The landmark deal marks Fox's biggest acquisition in recent years and signals the company's determination to strengthen its position in the rapidly evolving media landscape as viewers continue to abandon traditional cable television in favor of streaming services.
Announced on Monday, the transaction will give Fox direct access to Roku's vast user base of more than 100 million households, significantly expanding the media company's reach in connected television and digital advertising.
The acquisition also represents a major strategic step under the leadership of Chairman and Chief Executive Officer, Lachlan Murdoch, who assumed greater control of the Murdoch media empire following a family settlement reached last year.
Describing the agreement as transformational, Murdoch said the merger would combine Fox's content strength with Roku's technology platform.
"This is a defining moment for Fox that brings together the most valuable live content portfolio in video consumption with the preeminent streaming platform through which America watches it."
Strengthening Fox's Streaming Ambitions
For years, Fox has maintained a dominant presence in traditional television through its sports programming and the highly rated Fox News.
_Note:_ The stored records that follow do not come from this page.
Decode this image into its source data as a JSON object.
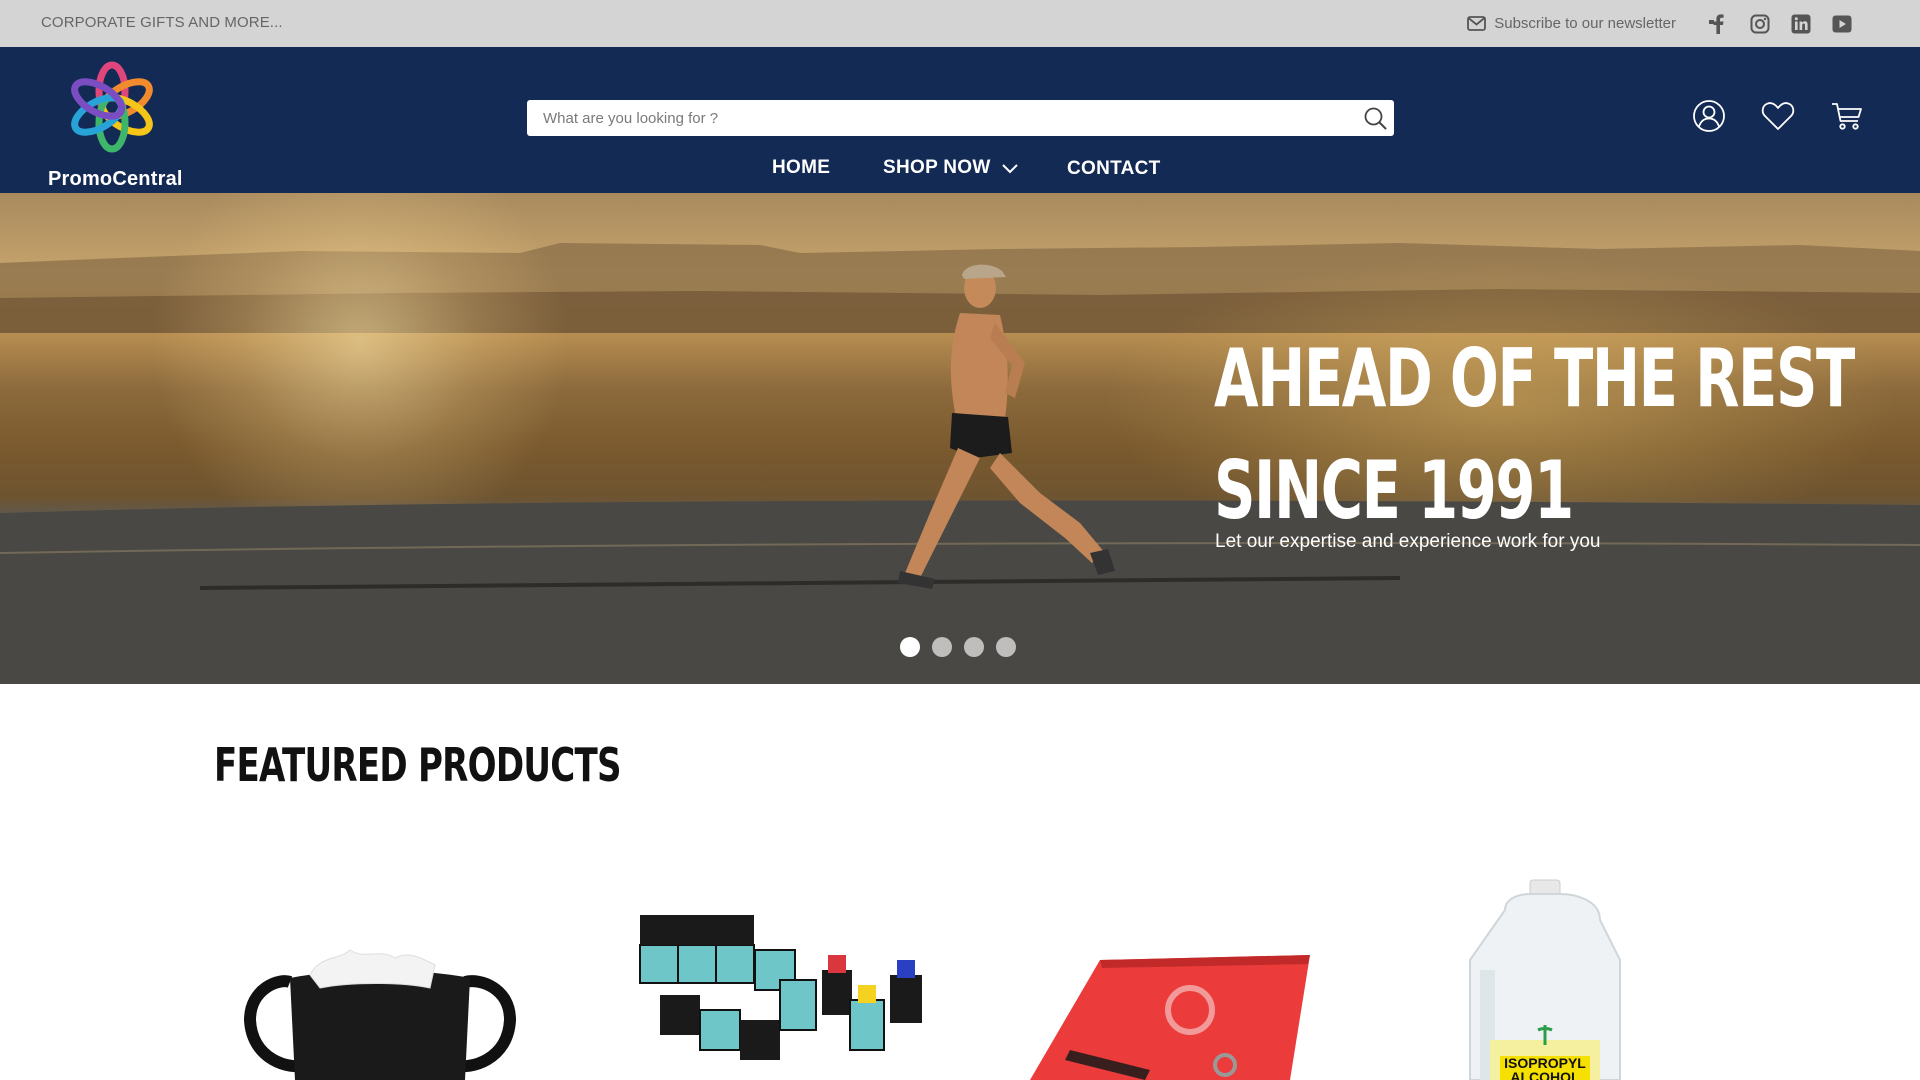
{
  "topbar": {
    "tagline": "CORPORATE GIFTS AND MORE...",
    "newsletter_label": "Subscribe to our newsletter",
    "social": [
      "facebook-icon",
      "instagram-icon",
      "linkedin-icon",
      "youtube-icon"
    ]
  },
  "header": {
    "brand_name": "PromoCentral",
    "search_placeholder": "What are you looking for ?",
    "search_value": "",
    "nav": {
      "home": "HOME",
      "shop": "SHOP NOW",
      "contact": "CONTACT"
    },
    "icons": [
      "user-icon",
      "heart-icon",
      "cart-icon"
    ]
  },
  "hero": {
    "title_line1": "AHEAD OF THE REST",
    "title_line2": "SINCE 1991",
    "subtitle": "Let our expertise and experience work for you",
    "slide_count": 4,
    "active_slide": 1
  },
  "featured": {
    "title": "FEATURED PRODUCTS",
    "products": [
      {
        "image": "face-mask"
      },
      {
        "image": "branded-cubes-highlighters"
      },
      {
        "image": "red-notebook"
      },
      {
        "image": "isopropyl-alcohol-jug",
        "label_line1": "ISOPROPYL",
        "label_line2": "ALCOHOL"
      }
    ]
  },
  "colors": {
    "topbar_bg": "#d4d4d4",
    "header_bg": "#132a55",
    "text_light": "#ffffff"
  }
}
However, compared to rivals that have invested heavily in streaming, Fox's digital footprint has largely been centered around its free ad-supported streaming service, Tubi.
The acquisition of Roku provides Fox with a direct pathway into one of the largest streaming ecosystems in the United States, potentially reducing its dependence on cable distribution while opening new opportunities in advertising, audience analytics, and content distribution.
Industry analysts believe the deal could significantly strengthen Fox's ability to compete in the growing market for ad-supported streaming television.
Paolo Pescatore, an analyst at PP Foresight, noted that the merger offers Fox greater influence over how viewers discover content and how advertising is delivered.
"This gives Fox greater control over discovery, data and monetization at a time when TV viewing continues to shift away from traditional channels."
He added:
"Bringing together premium content, live sports, advertising and platform distribution under one roof creates a compelling proposition."
Why Roku Matters
Founded as one of the pioneers of connected television, Roku helped popularize streaming by making services such as Netflix and YouTube easily accessible through dedicated devices and smart television systems.
Today, Roku generates much of its income from advertising and subscription-related revenue generated through apps operating on its platform. The company also runs The Roku Channel, a free ad-supported streaming service that has become increasingly popular among viewers.
Advertising remains Roku's largest revenue driver. During the first quarter, the company reported advertising revenue of $613 million, representing a 27 percent increase compared to the same period a year earlier.
Fox executives believe combining that advertising infrastructure with the company's sports and news content could unlock significant growth opportunities.
Deal Structure and Shareholder Impact
Under the terms of the agreement, Roku shareholders will receive $96 in cash and approximately 0.97 Fox Class A shares for every Roku share they own.
The offer values Roku at $160 per share, representing a premium of nearly 34 percent compared to the company's closing price before reports emerged that it was considering strategic alternatives, including a potential sale.
Despite the premium offer, Roku shares traded below the acquisition price following the announcement, rising 2.6 percent to $147.50. Meanwhile, Fox shares declined 8 percent in premarket trading as investors assessed the financial implications of the transaction.
Once completed, Fox shareholders are expected to own approximately 73 percent of the combined company, while Roku investors will hold the remaining 27 percent.
Third-Largest TV Player by Viewership
According to the companies, the merger will create the third-largest television platform in the United States by viewership, combining Fox's extensive portfolio of live sports, entertainment, and news programming with Roku's massive streaming audience.
The companies also project annual cost savings of approximately $400 million after integration, driven by operational efficiencies and shared resources.
To finance the cash component of the acquisition, Fox plans to utilize a combination of available cash and new debt financing. The company has secured $12 billion in committed bridge financing from Morgan Stanley to support the transaction.
Regulatory and Closing Timeline
The boards of both companies have unanimously approved the deal, which remains subject to regulatory review and shareholder approvals.
If approved, the acquisition is expected to close during the first half of calendar year 2027.
As competition intensifies across the media industry, the Fox-Roku merger underscores the growing importance of streaming platforms, digital advertising, and direct audience relationships. For Fox, the deal represents a bold bet that owning both premium content and the platform through which viewers consume it will provide a powerful advantage in the next era of television.